Daily file photo by Maia Pandey
Northwestern cheer performs at a women’s basketball game against Penn in November 2022. Cheerleaders alleged safety concerns, a culture of body shaming and a lack of support from the athletic department to The Daily.

Content warning: this story contains mentions of sexual harassment and body dysmorphia. 

Cheerleader Nora Smith was performing in the stands at a winter 2023 Northwestern basketball game when she said a fan made a sexually explicit comment toward her. 

Smith said she immediately told Valerie Ruiz, head cheerleading coach and spirit squad director, who Smith said asked what the fan looked like and promised to get security involved. Smith said she never received any further information on the incident. 

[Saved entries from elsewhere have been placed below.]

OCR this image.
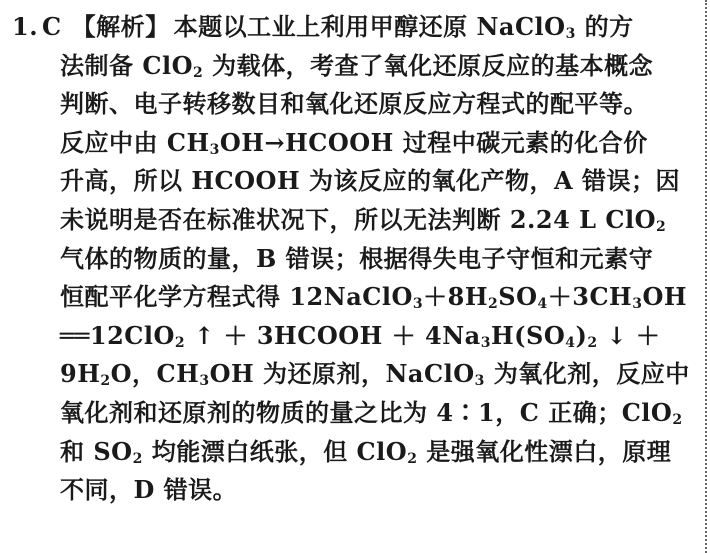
1. C 【解析】 本题以工业上利用甲醇还原 NaClO$_3$ 的方
法制备 ClO$_2$ 为载体，考查了氧化还原反应的基本概念
判断、电子转移数目和氧化还原反应方程式的配平等。
反应中由 $CH_3OH\to HCOOH$ 过程中碳元素的化合价
升高，所以 HCOOH 为该反应的氧化产物，A 错误；因
未说明是否在标准状况下，所以无法判断 2.24 L ClO$_2$
气体的物质的量，B 错误；根据得失电子守恒和元素守
恒配平化学方程式得 $12NaClO_3+8H_2SO_4+3CH_3OH$
══12ClO$_2$ ↑ ＋ 3HCOOH ＋ $4Na_3H(SO_4)_2$ ↓ ＋
$9H_2O$，$CH_3OH$ 为还原剂，NaClO$_3$ 为氧化剂，反应中
氧化剂和还原剂的物质的量之比为 4∶1，C 正确；ClO$_2$
和 $SO_2$ 均能漂白纸张，但 ClO$_2$ 是强氧化性漂白，原理
不同，D 错误。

“At the next game, I was still expected to go into the stands and perform in the place where I was harassed,” Smith said. “There was never a consideration of my mental well-being. There also was never a broader conversation of if performing in the stands was safe or even necessary.” 

Smith is among four current and former NU cheerleaders who alleged safety concerns and a culture of body shaming within the program to The Daily. All four cheerleaders are referenced using pseudonyms due to fear of retribution. 

These allegations come just two years after former cheerleader Hayden Richardson filed a federal lawsuit against the University in 2021, alleging repeated instances of sexual harassment as a cheerleader. The Daily also reported on cheerleaders’ allegations of racism and sexual harassment in the wake of the lawsuit. The suit is ongoing.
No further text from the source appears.